O escândalo da adulteração do painel eletrônico do Senado, em 2001, levou dois senadores a adotarem essa estratégia, para escapar da cassação e do risco de perderem os direitos políticos. O primeiro foi José Roberto Arruda (DEM-DF), que na época integrava os quadros do PSDB. Em seguida, foi a vez de Antonio Carlos Magalhães (DEM-BA), avisando que recuperaria o seu mandato nas urnas, onde se submeteria ¿ao juízo daqueles que realmente importam¿. ACM voltou ao Senado, Arruda hoje é governador.

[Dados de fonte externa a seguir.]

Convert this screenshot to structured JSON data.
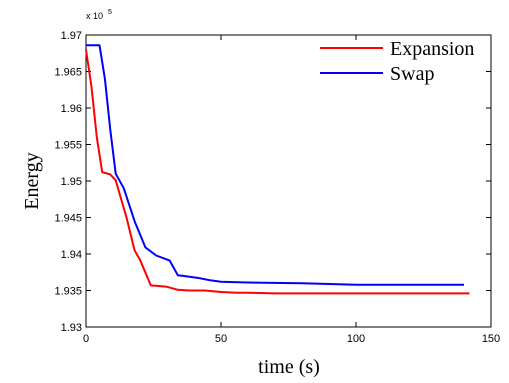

Desgaste semelhante ao de Roriz ocorreu com o senador Jader Barbalho (PMDB-PA), também em 2001. O colega de partido preferiu renunciar a enfrentar um processo no Conselho de Ética, por acusação de envolvimento com desvios no Banco Estadual do Pará (Banpará). Na época, Jader dizia que a escolha tinha por objetivo acabar com um ¿linchamento¿ iniciado seis meses antes. Ele hoje é deputado, aliado do presidente Lula.